Diplomazia russa al lavoro a tutto campo. Il governo di Mosca è attivo e vivace in diverse aree globali. Il lavoro di Vladimir Putin non si ferma al summit di Sochi con il presidente turco o al disimpegno siriano. La Russia gioca anche la carta africana, quella in Asia centrale (vero cortile di casa per Putin & c.) e in Asia minore.

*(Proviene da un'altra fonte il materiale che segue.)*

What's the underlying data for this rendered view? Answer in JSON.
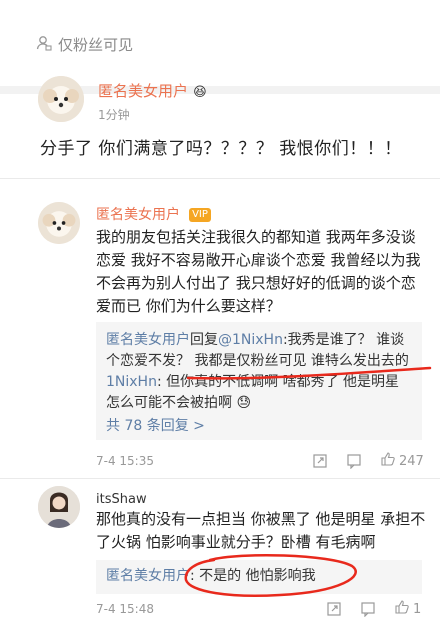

A questo riguardo, la Russia e il Pakistan hanno tenuto a Islamabad una riunione per discutere di cooperazione in materia di difesa e sicurezza, nonché della situazione in Afghanistan. Il colloquio, avvenuto a livello militare, segue quello telefonico tra Putin e il premier pakistano Imran Khan. Al centro del confronto anche la questione dell’Afghanistan e del regime talebano. Le relazioni tra Islamabad e Mosca denotano un avvicinamento diplomatico tra le due potenze regionali che potrebbe rovesciare di nuovo gli assetti nella regione sub-asiatica. L’avvicinamento russo-pakistano indebolirebbe la collaborazione tra Pakistan e Stati Uniti avviata dall’ammnistrazione Biden. L’azione russa si fa sentire anche in Asia centrale. Il ministero della difesa del Cremlino ha fatto sapere che intende rafforzare la base aerea russa in Kirghizistan, situata nella zona di Kant a est della capitale Biskek. Infine, pressing russo anche in Mali. Il viceministro degli esteri russo ha convocato l’ambasciatore del Mali a Mosca. La Russia si è detta disponibile a supportare il Paese africano a trovare l”accordo interno per dare stabilità e normalizzare la situazione in osservanza delle norme di diritto internazionale e dei principi della Carta delle Nazioni Unite.